Magic Sam X: Lots of Magicians and others involved in the Magic Art have been remembered for very specific things, Sorry for the morbid question but what would you most like to be remembered for?
Kort: At the risk of sounding egotistical or big headed, I think I’d like to be remembered as the late Robert Lund (founder of the American Museum of Magic) wrote of me in a 1962 issue of Abra Magazine, “He certainly ranks among the top 10 manipulative men in the country, possibly among the first five.”
YinHoNg: As a young performer, you must have been inundated
with praise and comments like "you'll go very far; you're the best Magician
we've ever seen" etc.
Kort: No matter how good you are, there is always somebody better, even though you do not wish to admit it. If someone is better than you, just try to improve yourself.. It will just give you something to strive for.
Lucien De Silva: Hello Kort,
Thank you very much for giving of your time to Magic Bunny; it is certainly appreciated.
My question is this: Is there any one routine or effect that you wish you had devised? If so, what is it? It can be one that someone else has devised, or one that has not yet exist.
Kort: I wish I could solve the puzzle of what is the difference between a move and a sleight. Stewart James, who to me possessed the greatest mind in magic, gave me that problem years ago and I’ve pondered this for years and still have not come up with a satisfactory answer.
Mike: In another question, Mr. Kort, you said that you feel books are the most important study aid that any student of magic can own.
If you would, please, list the books that are required reading for:
1) The beginner magician
It depends on what you are interested in - cards, illusions, it depends on what type of magic.
Personally, for the type of magic I do (close-up) these are the books I would recommend:
-Royal Road to Card Magic by Hugard and Braue (To learn the basic moves for card magic)
-Encyclopedia of Card Tricks by Hugard (It has various types of tricks, mathematical tricks, self-working tricks, trick decks, - it let’s you see all different types of prepared cards like the Svengali deck, the Stripper Deck, Double backed, double faced cards.)
-The 2nd edition of Modern Coin Magic by Bobo
-The Tarbell Course
-Any book by Devant
-The Annals of Conjuring edited by Todd Karr
-The Magic of Milt Kort by Stephen Minch
-The Ron Bauer Private Studies Series (which contains tricks written up the way they should be – Everything is included from script to stage direction and performance tips.)
Mike: I'd like to say a word of thanks to Milt Kort for taking his time with us, over this last week. The forum is now closed to questions, but Kort himself will be in to answer the last of them as time and health allows.
It has been a real thrill for me to have you on these pages, Mr. Kort, I really appreciate it.. Also, a thank you to the people who helped to make this last week possible, Sandra Kort and Ron Bauer.
Take care of yourself, Mr. Kort, and I'll be seeing you in the near future at the Orion House.

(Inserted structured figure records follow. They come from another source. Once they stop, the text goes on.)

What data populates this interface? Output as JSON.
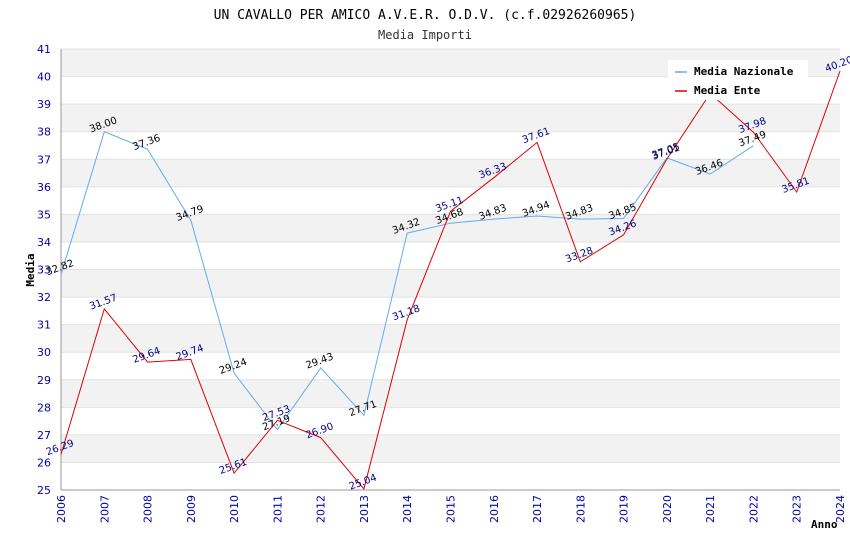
{
  "chart_data": {
    "type": "line",
    "title": "UN CAVALLO PER AMICO A.V.E.R. O.D.V. (c.f.02926260965)",
    "subtitle": "Media Importi",
    "xlabel": "Anno",
    "ylabel": "Media",
    "ylim": [
      25,
      41
    ],
    "yticks": [
      "25",
      "26",
      "27",
      "28",
      "29",
      "30",
      "31",
      "32",
      "33",
      "34",
      "35",
      "36",
      "37",
      "38",
      "39",
      "40",
      "41"
    ],
    "categories": [
      "2006",
      "2007",
      "2008",
      "2009",
      "2010",
      "2011",
      "2012",
      "2013",
      "2014",
      "2015",
      "2016",
      "2017",
      "2018",
      "2019",
      "2020",
      "2021",
      "2022",
      "2023",
      "2024"
    ],
    "grid": "horizontal, alternating bands",
    "legend_position": "top-right",
    "series": [
      {
        "name": "Media Nazionale",
        "color": "#66aaee",
        "label_color": "#000000",
        "values": [
          32.82,
          38.0,
          37.36,
          34.79,
          29.24,
          27.19,
          29.43,
          27.71,
          34.32,
          34.68,
          34.83,
          34.94,
          34.83,
          34.85,
          37.05,
          36.46,
          37.49,
          null,
          null
        ],
        "labels": [
          "32.82",
          "38.00",
          "37.36",
          "34.79",
          "29.24",
          "27.19",
          "29.43",
          "27.71",
          "34.32",
          "34.68",
          "34.83",
          "34.94",
          "34.83",
          "34.85",
          "37.05",
          "36.46",
          "37.49",
          "",
          ""
        ]
      },
      {
        "name": "Media Ente",
        "color": "#dd0000",
        "label_color": "#000088",
        "values": [
          26.29,
          31.57,
          29.64,
          29.74,
          25.61,
          27.53,
          26.9,
          25.04,
          31.18,
          35.11,
          36.33,
          37.61,
          33.28,
          34.26,
          37.01,
          39.39,
          37.98,
          35.81,
          40.2
        ],
        "labels": [
          "26.29",
          "31.57",
          "29.64",
          "29.74",
          "25.61",
          "27.53",
          "26.90",
          "25.04",
          "31.18",
          "35.11",
          "36.33",
          "37.61",
          "33.28",
          "34.26",
          "37.01",
          "",
          "37.98",
          "35.81",
          "40.20"
        ]
      }
    ]
  }
}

Admin: I'd like to say a very warm thank you to Milt Kort on behalf of the members of Magic Bunny. It has been a tremendous privilege having you on these boards and reading your replies to the threads. I shall look forward to the later replies when your health permits.
Thank you so much for taking the time to visit these boards. Your time and consideration is greatly appreciated.

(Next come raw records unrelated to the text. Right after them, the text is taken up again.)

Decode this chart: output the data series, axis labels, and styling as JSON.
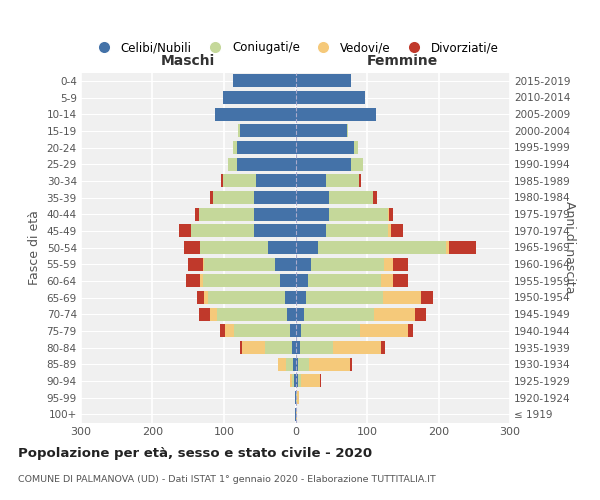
{
  "age_groups": [
    "100+",
    "95-99",
    "90-94",
    "85-89",
    "80-84",
    "75-79",
    "70-74",
    "65-69",
    "60-64",
    "55-59",
    "50-54",
    "45-49",
    "40-44",
    "35-39",
    "30-34",
    "25-29",
    "20-24",
    "15-19",
    "10-14",
    "5-9",
    "0-4"
  ],
  "birth_years": [
    "≤ 1919",
    "1920-1924",
    "1925-1929",
    "1930-1934",
    "1935-1939",
    "1940-1944",
    "1945-1949",
    "1950-1954",
    "1955-1959",
    "1960-1964",
    "1965-1969",
    "1970-1974",
    "1975-1979",
    "1980-1984",
    "1985-1989",
    "1990-1994",
    "1995-1999",
    "2000-2004",
    "2005-2009",
    "2010-2014",
    "2015-2019"
  ],
  "males": {
    "celibi": [
      1,
      1,
      2,
      3,
      5,
      8,
      12,
      15,
      22,
      28,
      38,
      58,
      58,
      58,
      55,
      82,
      82,
      78,
      112,
      102,
      87
    ],
    "coniugati": [
      0,
      0,
      3,
      10,
      38,
      78,
      98,
      108,
      108,
      100,
      95,
      88,
      77,
      57,
      47,
      12,
      5,
      2,
      0,
      0,
      0
    ],
    "vedovi": [
      0,
      0,
      2,
      12,
      32,
      12,
      10,
      5,
      3,
      2,
      1,
      0,
      0,
      0,
      0,
      0,
      0,
      0,
      0,
      0,
      0
    ],
    "divorziati": [
      0,
      0,
      0,
      0,
      2,
      8,
      15,
      10,
      20,
      20,
      22,
      17,
      6,
      5,
      2,
      1,
      0,
      0,
      0,
      0,
      0
    ]
  },
  "females": {
    "nubili": [
      1,
      1,
      3,
      4,
      6,
      8,
      12,
      15,
      18,
      22,
      32,
      42,
      47,
      47,
      42,
      77,
      82,
      72,
      112,
      97,
      77
    ],
    "coniugate": [
      0,
      1,
      4,
      15,
      47,
      82,
      98,
      108,
      102,
      102,
      178,
      88,
      82,
      62,
      47,
      17,
      5,
      2,
      0,
      0,
      0
    ],
    "vedove": [
      1,
      3,
      27,
      57,
      67,
      67,
      57,
      52,
      17,
      12,
      5,
      3,
      2,
      0,
      0,
      0,
      0,
      0,
      0,
      0,
      0
    ],
    "divorziate": [
      0,
      0,
      1,
      3,
      5,
      8,
      15,
      18,
      20,
      22,
      37,
      17,
      6,
      5,
      2,
      0,
      0,
      0,
      0,
      0,
      0
    ]
  },
  "colors": {
    "celibi": "#4472a8",
    "coniugati": "#c5d89a",
    "vedovi": "#f5c97a",
    "divorziati": "#c0392b"
  },
  "xlim": 300,
  "title": "Popolazione per età, sesso e stato civile - 2020",
  "subtitle": "COMUNE DI PALMANOVA (UD) - Dati ISTAT 1° gennaio 2020 - Elaborazione TUTTITALIA.IT",
  "ylabel_left": "Fasce di età",
  "ylabel_right": "Anni di nascita",
  "label_maschi": "Maschi",
  "label_femmine": "Femmine",
  "bg_color": "#f0f0f0",
  "legend": [
    "Celibi/Nubili",
    "Coniugati/e",
    "Vedovi/e",
    "Divorziati/e"
  ]
}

Sean: Yes, thanks a lot Milt for taking the time out, even throughout you being unwell, to come on here and answer our questions. I'm sure I speak for the entire board when I say we're very grateful.
You took the words right out of my mouth!

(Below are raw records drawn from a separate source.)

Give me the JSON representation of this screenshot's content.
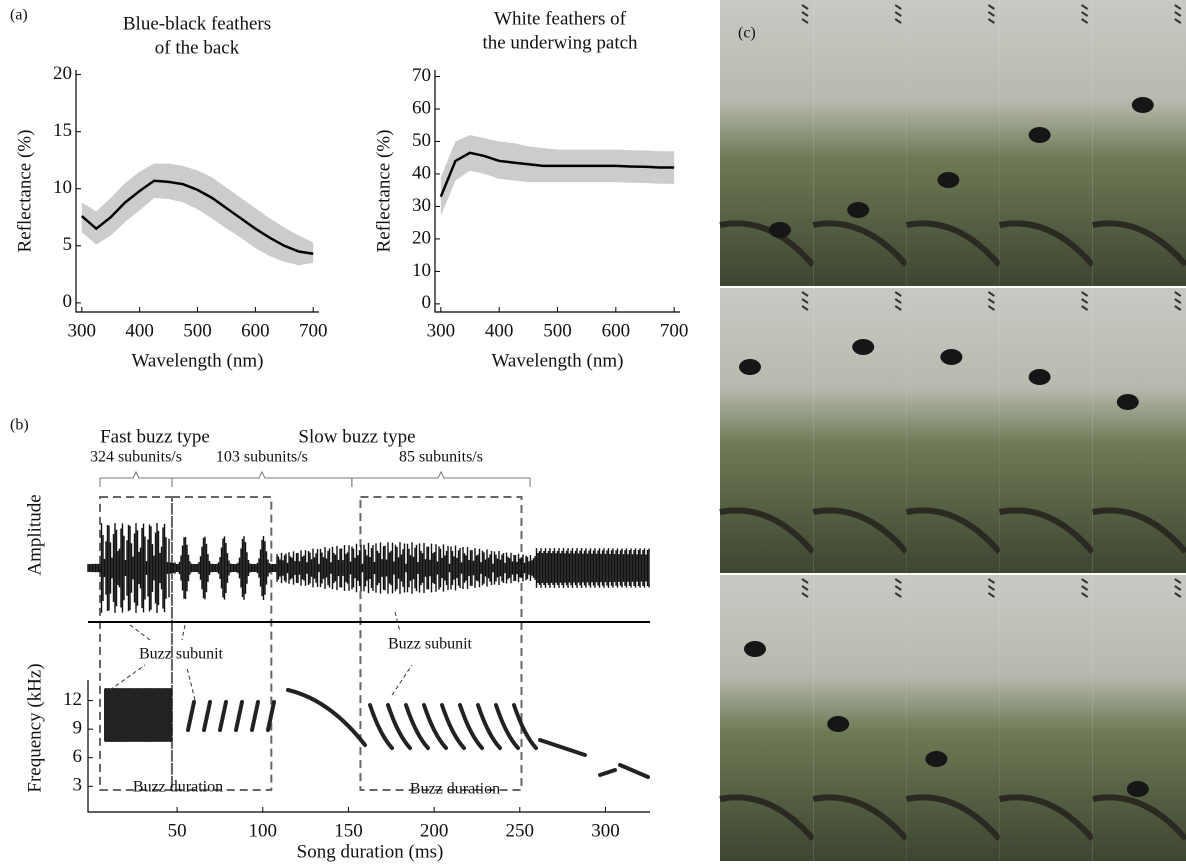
{
  "chart_data": [
    {
      "type": "band-line",
      "panel_label": "(a)",
      "title": [
        "Blue-black feathers",
        "of the back"
      ],
      "x_label": "Wavelength (nm)",
      "y_label": "Reflectance (%)",
      "x": [
        300,
        325,
        350,
        375,
        400,
        425,
        450,
        475,
        500,
        525,
        550,
        575,
        600,
        625,
        650,
        675,
        700
      ],
      "values": [
        7.6,
        6.5,
        7.5,
        8.8,
        9.8,
        10.7,
        10.6,
        10.4,
        9.9,
        9.2,
        8.3,
        7.4,
        6.5,
        5.7,
        5.0,
        4.5,
        4.3
      ],
      "band_high": [
        8.8,
        8.0,
        9.2,
        10.5,
        11.5,
        12.2,
        12.2,
        12.0,
        11.6,
        11.0,
        10.1,
        9.2,
        8.3,
        7.4,
        6.6,
        5.9,
        5.3
      ],
      "band_low": [
        6.2,
        5.1,
        5.9,
        7.1,
        8.1,
        9.2,
        9.1,
        8.8,
        8.2,
        7.4,
        6.5,
        5.7,
        4.8,
        4.1,
        3.6,
        3.3,
        3.5
      ],
      "color": "#000000",
      "band_color": "#cccccc",
      "xlim": [
        290,
        710
      ],
      "xticks": [
        300,
        400,
        500,
        600,
        700
      ],
      "ylim": [
        -0.8,
        20.4
      ],
      "yticks": [
        0,
        5,
        10,
        15,
        20
      ]
    },
    {
      "type": "band-line",
      "title": [
        "White feathers of",
        "the underwing patch"
      ],
      "x_label": "Wavelength (nm)",
      "y_label": "Reflectance (%)",
      "x": [
        300,
        325,
        350,
        375,
        400,
        425,
        450,
        475,
        500,
        525,
        550,
        575,
        600,
        625,
        650,
        675,
        700
      ],
      "values": [
        33,
        44,
        46.5,
        45.5,
        44,
        43.5,
        43,
        42.5,
        42.5,
        42.5,
        42.5,
        42.5,
        42.5,
        42.3,
        42.2,
        42,
        42
      ],
      "band_high": [
        39,
        50,
        52,
        51,
        50,
        49.5,
        48.5,
        48,
        47.5,
        47.5,
        47.5,
        47.5,
        47.5,
        47.3,
        47.2,
        47,
        47
      ],
      "band_low": [
        27,
        38,
        41,
        40,
        38.5,
        38,
        37.5,
        37.5,
        37.5,
        37.5,
        37.5,
        37.5,
        37.5,
        37.3,
        37.2,
        37,
        37
      ],
      "color": "#000000",
      "band_color": "#cccccc",
      "xlim": [
        290,
        710
      ],
      "xticks": [
        300,
        400,
        500,
        600,
        700
      ],
      "ylim": [
        -2.5,
        72
      ],
      "yticks": [
        0,
        10,
        20,
        30,
        40,
        50,
        60,
        70
      ]
    },
    {
      "type": "waveform-spectrogram",
      "panel_label": "(b)",
      "buzz_types": [
        "Fast buzz type",
        "Slow buzz type"
      ],
      "segments": [
        {
          "label": "324 subunits/s",
          "start": 5,
          "end": 47
        },
        {
          "label": "103 subunits/s",
          "start": 47,
          "end": 152
        },
        {
          "label": "85 subunits/s",
          "start": 152,
          "end": 256
        }
      ],
      "buzz_boxes": [
        [
          5,
          47
        ],
        [
          47,
          105
        ],
        [
          157,
          251
        ]
      ],
      "annotations": [
        "Buzz subunit",
        "Buzz subunit",
        "Buzz duration",
        "Buzz duration"
      ],
      "amplitude_label": "Amplitude",
      "y_label": "Frequency (kHz)",
      "x_label": "Song duration (ms)",
      "xlim": [
        -2,
        326
      ],
      "xticks": [
        50,
        100,
        150,
        200,
        250,
        300
      ],
      "ylim": [
        0.3,
        15
      ],
      "yticks": [
        3,
        6,
        9,
        12
      ]
    }
  ],
  "photo_panel": {
    "label": "(c)"
  }
}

Magic Sam X: Thank you for taking the time to come and talk to us and answer our questions..
Admin: A final thank you to Milt Kort for spending so much of his busy schedule answering our questions.
I was very sorry that your visit was interrupted by poor health and I wish you all the very best for a speedy and full recovery. I'd like to offer a special vote of thanks for professionally continuing with your duties in replying to questions here, despite not being in full health. That was very noble of you. Thank you Milt. Please accept the "Special Guest" descriptor as a permanent "thank you" of your valued input to our forums.
Gary Scott: A big thank you Mr. Kort...from all of us here.